- 31°12′38″N 29°55′35″E﻿ / ﻿31.21056°N 29.92639°E
- Location: Ibrahemeya, Alexandria
- Country: Egypt
- Denomination: Coptic Orthodox Church of Alexandria

History
- Dedication: Saint Takla Haymanot
- Consecrated: 19 June 1969

Architecture
- Architectural type: church
- Style: Coptic
- Years built: 19 June 1969

Clergy
- Bishop: Pope Tawadros

= St. Takla Haymanot's Church (Alexandria) =

St. Takla Haymanot's Church is a Coptic Orthodox church in the city of Alexandria, Egypt, located in the district of Ibrahimia near Alexandria Sporting Club. Consecrated on 19 June 1969, it is dedicated to the 13th century Ethiopian Orthodox monk Saint Tekle Haymanot.

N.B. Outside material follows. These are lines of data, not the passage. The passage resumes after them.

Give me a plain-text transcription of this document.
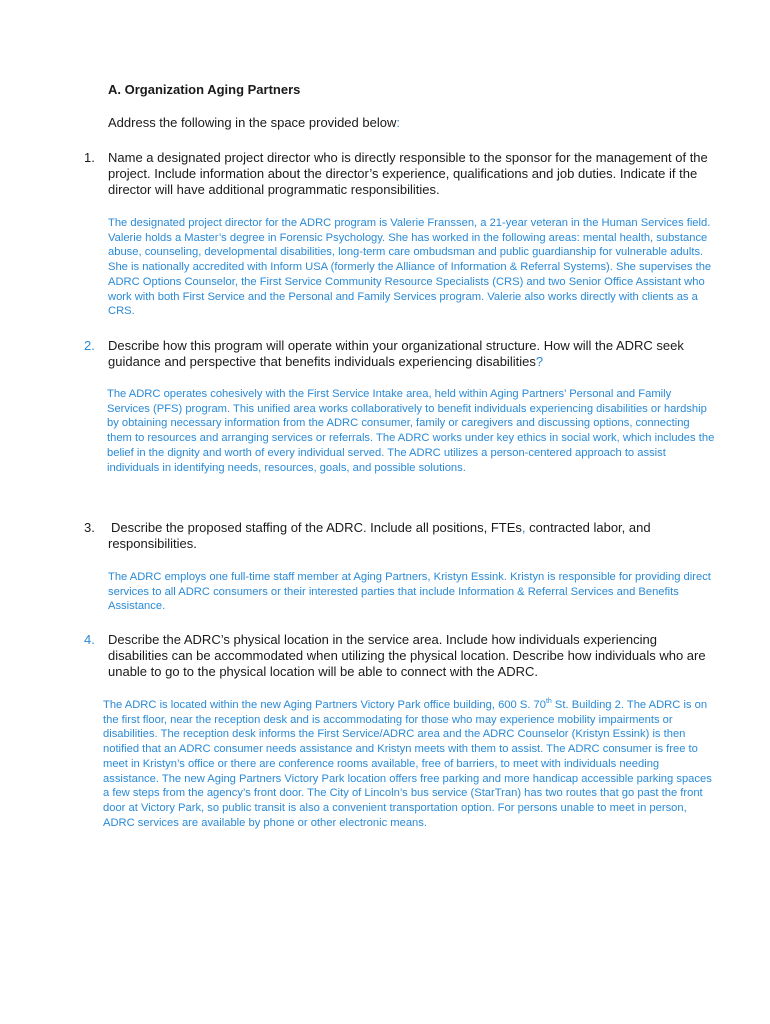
A. Organization Aging Partners
Address the following in the space provided below:
1. Name a designated project director who is directly responsible to the sponsor for the management of the project. Include information about the director’s experience, qualifications and job duties. Indicate if the director will have additional programmatic responsibilities.
The designated project director for the ADRC program is Valerie Franssen, a 21-year veteran in the Human Services field. Valerie holds a Master’s degree in Forensic Psychology. She has worked in the following areas: mental health, substance abuse, counseling, developmental disabilities, long-term care ombudsman and public guardianship for vulnerable adults. She is nationally accredited with Inform USA (formerly the Alliance of Information & Referral Systems). She supervises the ADRC Options Counselor, the First Service Community Resource Specialists (CRS) and two Senior Office Assistant who work with both First Service and the Personal and Family Services program. Valerie also works directly with clients as a CRS.
2. Describe how this program will operate within your organizational structure. How will the ADRC seek guidance and perspective that benefits individuals experiencing disabilities?
The ADRC operates cohesively with the First Service Intake area, held within Aging Partners’ Personal and Family Services (PFS) program. This unified area works collaboratively to benefit individuals experiencing disabilities or hardship by obtaining necessary information from the ADRC consumer, family or caregivers and discussing options, connecting them to resources and arranging services or referrals. The ADRC works under key ethics in social work, which includes the belief in the dignity and worth of every individual served. The ADRC utilizes a person-centered approach to assist individuals in identifying needs, resources, goals, and possible solutions.
3. Describe the proposed staffing of the ADRC. Include all positions, FTEs, contracted labor, and responsibilities.
The ADRC employs one full-time staff member at Aging Partners, Kristyn Essink. Kristyn is responsible for providing direct services to all ADRC consumers or their interested parties that include Information & Referral Services and Benefits Assistance.
4. Describe the ADRC’s physical location in the service area. Include how individuals experiencing disabilities can be accommodated when utilizing the physical location. Describe how individuals who are unable to go to the physical location will be able to connect with the ADRC.
The ADRC is located within the new Aging Partners Victory Park office building, 600 S. 70th St. Building 2. The ADRC is on the first floor, near the reception desk and is accommodating for those who may experience mobility impairments or disabilities. The reception desk informs the First Service/ADRC area and the ADRC Counselor (Kristyn Essink) is then notified that an ADRC consumer needs assistance and Kristyn meets with them to assist. The ADRC consumer is free to meet in Kristyn’s office or there are conference rooms available, free of barriers, to meet with individuals needing assistance. The new Aging Partners Victory Park location offers free parking and more handicap accessible parking spaces a few steps from the agency’s front door. The City of Lincoln’s bus service (StarTran) has two routes that go past the front door at Victory Park, so public transit is also a convenient transportation option. For persons unable to meet in person, ADRC services are available by phone or other electronic means.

It was visited by Ethiopian patriarch Abune Paulos on 15 July 2007 as part of his landmark trip to Egypt aimed at repairing ties between the Ethiopian Orthodox Tewahedo Church and the Coptic Orthodox Church of Alexandria. All the pictures and icons in St. Takla Haymanot's Church are the work of famed Egyptian iconographer Isaac Fanous.

The church used to maintain one of the best Coptic-related websites on the Internet, which later was separated from the church as a standalone Coptic website due to its large general religious nature, and currently has no connection with the church.